The process of spectating is thus reflected as a multi-layered act of judgement: Chremes is not a bad male spectator of a good female show, neither a good male spectator of a bad female show, but the truth is more nuanced. The “observation of the observations” encourages the viewers to demystify men and women alike: they can recognize men’s credulity and failure to unmask the women, while identifying errors in women’s thinking and behaviour that could (should?) have jeopardized the success of their political enterprise.

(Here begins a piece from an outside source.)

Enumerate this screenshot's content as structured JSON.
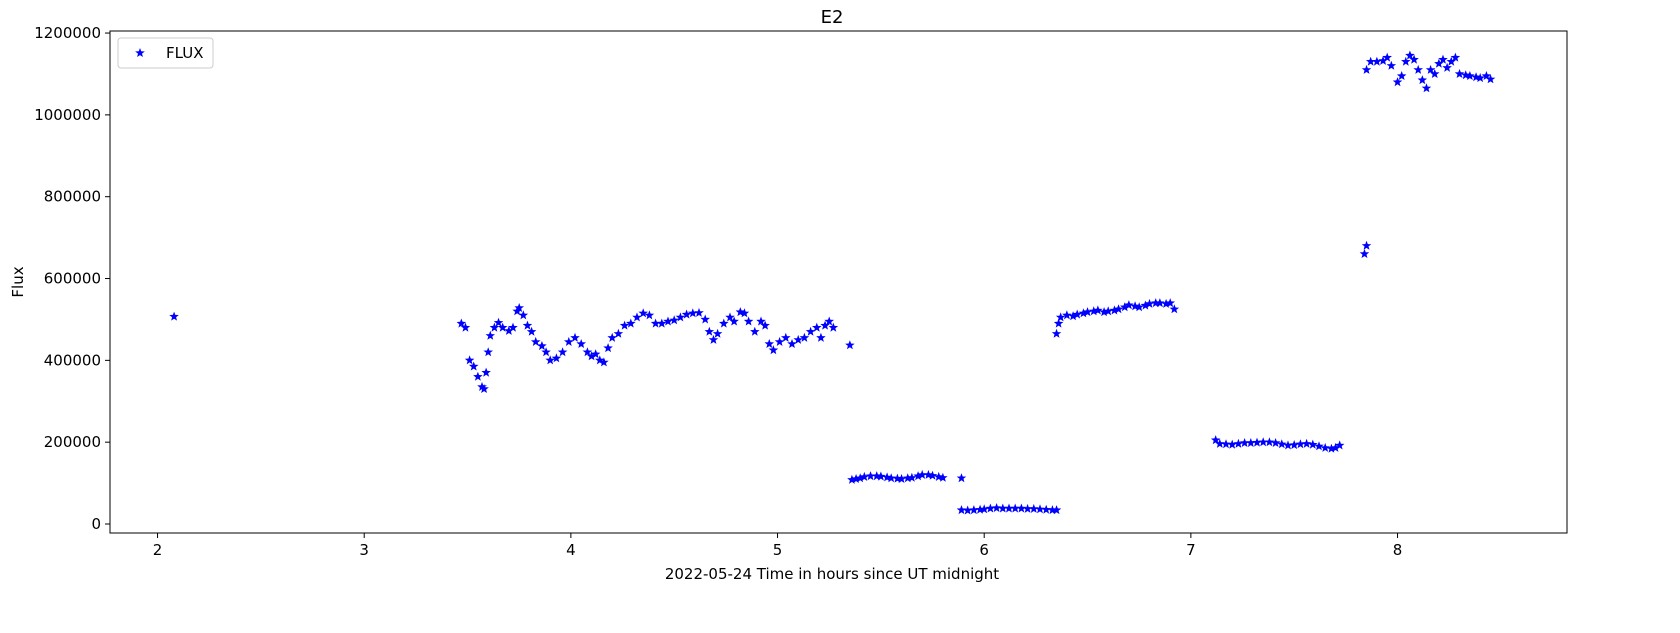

I explore to what extent this challenge can be expressed in terms of “deep intersubjectivity,” a concept forged by George Butte to describe how films, literature, or theatre can create “multi-layered representation of consciousness,” such as when a character perceives the reaction of another character to a first character's mental state. In this scene from Ecclesiazusae, the external audience is drawn into this web of “mutually exchanged consciousness” (Butte 2014:27): spectators are led to think that men make false assumptions about women who think they are being efficient, although they (at least partly) ineffectively respond to men’s political expectations. The scene therefore presents a “recursive levels of multiple embedded states of mind” (Zunshine 2007:144), a phenomenon so far mostly studied as a feature of storytelling in modern culture.

In Frogs, Aristophanes appealed to well-trained spectators who could appreciate “refined stuff” (τὰ δεξιά, 1109-18; Revermann 2006: 119-120). In Ecclesiazusae, the performance integrated the spectators’ training: Chremes’s narrative could increase spectators’ awareness of the complexity of processing multiple levels of gaze and mental states embedded within each other. A corollary effect, the paper finally argues, consists in destabilizing the political meaning of the play.